If you read the last three reviews I did of this event book (Hi, all two of you!) you’ll remember that I’ve been very skeptical of it from the start. The opening issue didn’t impress me, the second treaded water a bit, and the third only began to show something a little intriguing. I won’t say that issue four kicks Age of Ultron wide open, but at the very least it does present some of the greater story that I’ve been hoping for all this time, and even if I don’t end up liking where that goes, I can finally say I like where it is right now.

NOTE: Spoilers for the last three issues ahead.

So, last issue Luke Cage took She-Hulk to Ultron’s headquarters atop the ruins of Manhattan with the hope of “selling” her to the artificial intelligence and figuring out why Ultron was interested in buying superheroes in the first place when he could just, you know, kill them.
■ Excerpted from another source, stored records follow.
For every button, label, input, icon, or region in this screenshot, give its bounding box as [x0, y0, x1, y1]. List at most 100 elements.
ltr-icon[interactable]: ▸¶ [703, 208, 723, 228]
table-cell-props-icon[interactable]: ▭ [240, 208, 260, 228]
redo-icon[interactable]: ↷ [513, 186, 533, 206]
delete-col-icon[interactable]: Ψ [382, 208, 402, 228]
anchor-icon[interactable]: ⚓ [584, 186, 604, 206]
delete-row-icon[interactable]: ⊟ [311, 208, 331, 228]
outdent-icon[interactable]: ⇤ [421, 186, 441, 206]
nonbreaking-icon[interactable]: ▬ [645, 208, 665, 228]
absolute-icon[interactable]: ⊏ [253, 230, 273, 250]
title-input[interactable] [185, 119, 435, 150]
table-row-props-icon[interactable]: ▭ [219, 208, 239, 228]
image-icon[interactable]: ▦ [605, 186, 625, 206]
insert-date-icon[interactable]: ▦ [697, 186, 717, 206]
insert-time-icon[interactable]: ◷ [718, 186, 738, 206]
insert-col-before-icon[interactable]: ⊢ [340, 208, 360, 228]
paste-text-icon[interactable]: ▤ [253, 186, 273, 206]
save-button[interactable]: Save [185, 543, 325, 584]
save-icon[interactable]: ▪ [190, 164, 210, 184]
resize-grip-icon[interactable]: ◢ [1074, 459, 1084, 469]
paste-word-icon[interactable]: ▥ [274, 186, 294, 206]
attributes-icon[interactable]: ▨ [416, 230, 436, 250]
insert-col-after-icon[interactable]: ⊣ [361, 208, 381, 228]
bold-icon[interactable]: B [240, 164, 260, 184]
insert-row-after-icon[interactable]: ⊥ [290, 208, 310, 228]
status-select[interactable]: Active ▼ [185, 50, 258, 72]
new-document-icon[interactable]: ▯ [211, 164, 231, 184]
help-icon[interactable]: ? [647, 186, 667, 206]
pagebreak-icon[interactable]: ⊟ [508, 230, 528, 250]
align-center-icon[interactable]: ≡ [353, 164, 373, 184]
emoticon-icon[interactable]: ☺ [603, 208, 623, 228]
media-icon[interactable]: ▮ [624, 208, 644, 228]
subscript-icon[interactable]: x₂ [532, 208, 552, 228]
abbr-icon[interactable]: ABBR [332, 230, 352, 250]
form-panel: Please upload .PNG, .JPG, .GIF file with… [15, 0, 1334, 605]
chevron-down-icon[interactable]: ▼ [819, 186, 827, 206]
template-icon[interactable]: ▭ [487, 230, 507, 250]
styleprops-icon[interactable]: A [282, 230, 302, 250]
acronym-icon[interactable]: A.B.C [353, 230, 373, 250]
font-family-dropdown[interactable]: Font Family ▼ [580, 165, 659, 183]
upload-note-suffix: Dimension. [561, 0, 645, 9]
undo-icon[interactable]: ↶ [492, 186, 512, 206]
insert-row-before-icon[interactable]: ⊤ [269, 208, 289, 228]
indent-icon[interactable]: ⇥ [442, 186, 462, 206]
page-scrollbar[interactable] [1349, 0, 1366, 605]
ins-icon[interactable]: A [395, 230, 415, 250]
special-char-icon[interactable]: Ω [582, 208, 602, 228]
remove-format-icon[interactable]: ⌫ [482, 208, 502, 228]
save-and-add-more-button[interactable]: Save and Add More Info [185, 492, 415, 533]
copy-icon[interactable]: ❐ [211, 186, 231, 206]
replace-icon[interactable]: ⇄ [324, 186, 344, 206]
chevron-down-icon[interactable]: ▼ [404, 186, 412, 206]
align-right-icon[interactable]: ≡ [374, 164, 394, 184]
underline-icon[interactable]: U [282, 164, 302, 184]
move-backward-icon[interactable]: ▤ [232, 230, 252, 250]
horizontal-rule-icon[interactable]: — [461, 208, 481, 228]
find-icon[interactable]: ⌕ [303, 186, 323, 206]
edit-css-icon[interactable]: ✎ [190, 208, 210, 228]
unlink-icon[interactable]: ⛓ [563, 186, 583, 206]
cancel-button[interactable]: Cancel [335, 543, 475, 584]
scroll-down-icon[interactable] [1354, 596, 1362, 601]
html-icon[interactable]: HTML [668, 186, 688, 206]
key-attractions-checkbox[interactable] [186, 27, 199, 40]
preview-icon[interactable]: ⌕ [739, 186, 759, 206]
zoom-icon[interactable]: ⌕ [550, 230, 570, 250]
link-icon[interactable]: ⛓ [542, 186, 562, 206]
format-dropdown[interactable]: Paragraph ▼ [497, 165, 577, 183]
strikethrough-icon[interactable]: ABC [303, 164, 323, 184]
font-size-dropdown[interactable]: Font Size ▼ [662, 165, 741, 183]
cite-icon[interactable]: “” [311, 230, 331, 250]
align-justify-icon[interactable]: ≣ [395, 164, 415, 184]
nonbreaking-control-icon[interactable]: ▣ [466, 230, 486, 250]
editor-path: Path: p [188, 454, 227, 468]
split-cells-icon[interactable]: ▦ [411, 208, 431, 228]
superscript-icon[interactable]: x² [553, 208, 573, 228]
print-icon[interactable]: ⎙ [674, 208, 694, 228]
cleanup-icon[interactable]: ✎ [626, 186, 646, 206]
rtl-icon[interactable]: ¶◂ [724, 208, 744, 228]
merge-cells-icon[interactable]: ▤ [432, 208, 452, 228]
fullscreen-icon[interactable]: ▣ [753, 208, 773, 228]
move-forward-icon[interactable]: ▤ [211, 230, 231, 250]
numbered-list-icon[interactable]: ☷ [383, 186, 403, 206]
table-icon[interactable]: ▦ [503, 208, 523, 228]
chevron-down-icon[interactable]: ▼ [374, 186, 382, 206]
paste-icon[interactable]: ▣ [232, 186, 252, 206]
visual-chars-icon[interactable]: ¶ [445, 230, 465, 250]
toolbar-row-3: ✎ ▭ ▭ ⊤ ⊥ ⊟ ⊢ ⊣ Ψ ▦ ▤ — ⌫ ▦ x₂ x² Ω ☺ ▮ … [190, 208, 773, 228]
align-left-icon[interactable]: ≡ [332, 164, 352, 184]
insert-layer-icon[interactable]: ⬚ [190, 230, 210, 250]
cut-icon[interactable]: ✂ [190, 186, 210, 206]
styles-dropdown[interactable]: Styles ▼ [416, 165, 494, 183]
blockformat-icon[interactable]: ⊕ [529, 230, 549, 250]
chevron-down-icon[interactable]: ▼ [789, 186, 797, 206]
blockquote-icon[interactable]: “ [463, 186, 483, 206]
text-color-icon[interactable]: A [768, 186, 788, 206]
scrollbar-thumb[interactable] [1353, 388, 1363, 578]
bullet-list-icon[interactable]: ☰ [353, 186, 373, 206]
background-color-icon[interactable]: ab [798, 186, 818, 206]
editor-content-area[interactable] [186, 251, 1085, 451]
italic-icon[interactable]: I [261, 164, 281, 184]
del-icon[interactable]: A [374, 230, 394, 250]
Once there, Cage discovered that the being at the center of all that technology wasn’t Ultron, but a ripped-in-half Vision. From there, Cage and She-Hulk learn a secret that could change the whole face of this comic (which I won’t reveal here). Meanwhile, Captain America, Iron Man and the rest of the Manhattan superhero survivors make their way to the Savage Land, and Black Widow and Moon Knight plot their own escape from San Francisco.

This is my favorite issue of the event so far, not just because it shows our heroes being more proactive than reactive for the first time, but because it sheds light on the Ultron story in ways we hadn’t seen before. I was worried, especially after the “Look at all the carnage that’s already happened” vibe of the first issue, that this would be a very simple, single-layered Ultron tale. Ultron wants to destroy humanity, humanity fights back, one side wins and one side loses. But after the revelations of the last two issues it’s clear that something bigger is at work here, and that’s, if nothing else, comforting to me. It was easy for me to get excited about something like, say Avengers vs. X-Men or even Fear Itself (because the concept of the nemesis intrigued me more than most Marvel event books), but this one had me skeptical. Ultron is a great nemesis in the right hands, but it’s hard to make a killer robot (in any context) more interesting than “Hey, look out for that killer robot!” With this issue, Brian Michael Bendis seems to be proving that he’s capable of overcoming that.

Not that we’re out of the woods yet, mind you. We still have six more issues to get through, and at any time we could fall victim to deus ex machina or a surprising and completely ridiculous twist, neither of which are new to Marvel event books. Still, if you were waiting for things to really kick in with this comic, Book Four is the one that did it for me. Now I’m not just ready to be impressed, but I’m convinced that I can be.